The rain really starting coming down as we walked the length of the island to Sainte-Chapelle, and we passed a man whistling “Singing in the Rain”. The familiar tune and his carefree vocalization made my heart happy. Twenty minutes later, I stepped inside the lesser-known chapel of Ile de la Cite, and it took my breath away.
Rich colors dominated the surprisingly low ceiling, and this close, the detail work and structural patterns of the vaulting were more readily admired. A narrow spiral staircase took us to an upper floor where the king used to worship, and it was probably the coolest cathedral I have ever been in (significant, since I’ve visited St. Paul’s in Rome, St. Patrick in NYC, Westminister in London, Washington National Cathedral in DC, St. Michael’s in Brussels and more).
Stained glass windows dominated the room, reaching nearly floor to ceiling and telling the story of the bible bottom-to-top as one moved clockwise around the room.

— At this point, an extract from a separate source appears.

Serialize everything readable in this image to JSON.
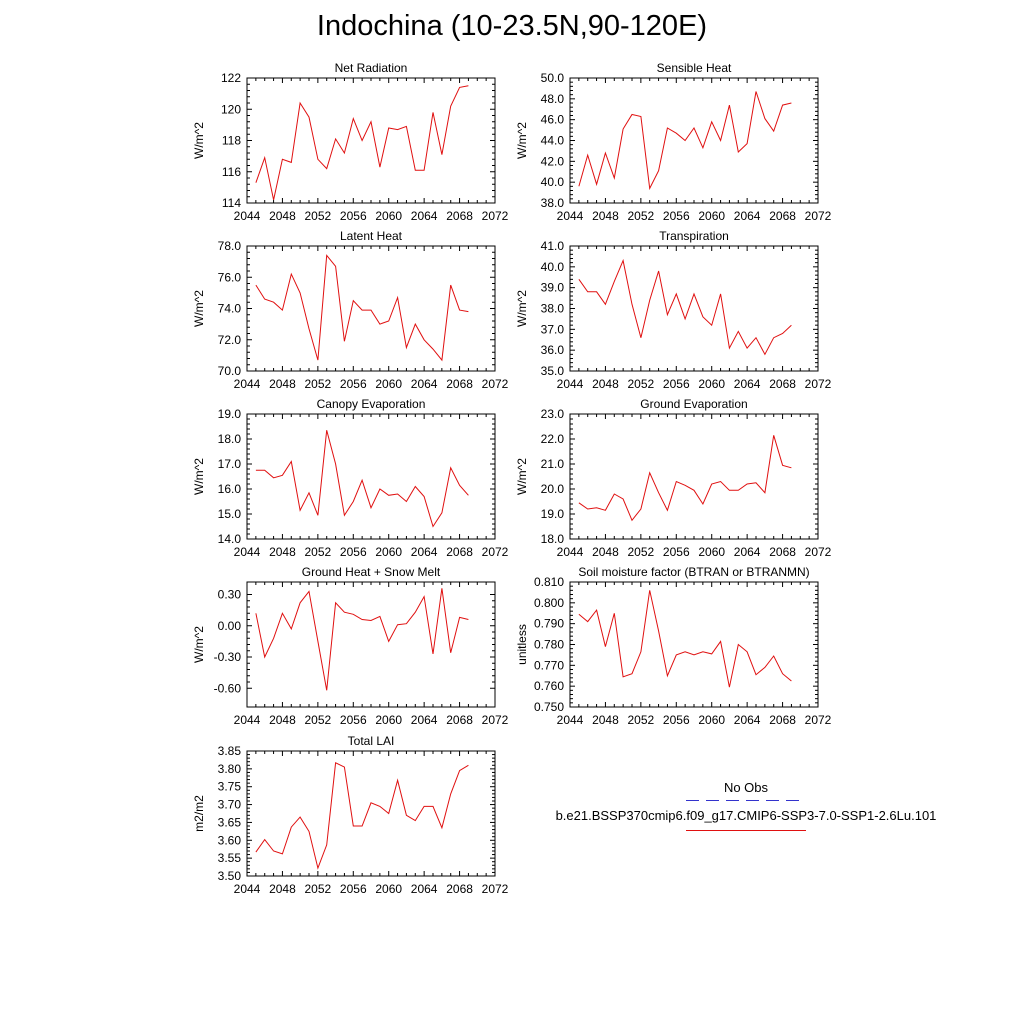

It felt simultaneously secluded and awe-inspiring; majestic and intimate, just like the One intended to be worshiped.
Leaving the island, Rachel and I went to the highly-ranked Shakespeare & Co. Bookstore but quickly left, disappointed. All the books were brand new and in English, and patrons stood elbow-to-elbow at the shelves.
Decided to spend the rest of our evening on Ile Saint-Louis, we settled at La Chaumiere, where I ordered a Nutella crepe with my cappuccino. Rachel was generally embarrassed of me when I talked to people around us, but in this instance, it paid off for her because we were seated next to a foursome from her hometown – remarkable because it’s a basically unknown small town of just six thousand people.
When the foursome left, Rachel got out her book, and I continued my sketching and journaling. The waiter kept trying to flirt with us, and when I got up to go to the bathroom, he wrapped me unexpectedly in a hug with the other waiters looking on and laughing. I figured if he could be that bold, I could, too, so when I got to the top of the stairs from the bathroom and he grabbed me for another hug, I disentangled myself from him, asked if he could read English; then handed him my bible where I’d bookmarked John. I asked him to commit to reading it, and he said he would, but God only knows if he will. I’m praying that if he doesn’t, my bible will end up in the hands of someone who will!
Rachel and I moved on to Creperie la Sarrasin et la Froment, where I got a framboise (strawberry) crepe and socialized with the genuinely friendly owner, a refugee from Iraq. It was a slow evening, perfect for my last night in Paris. Coffee, crepes and good company? A girl can’t ask for much more.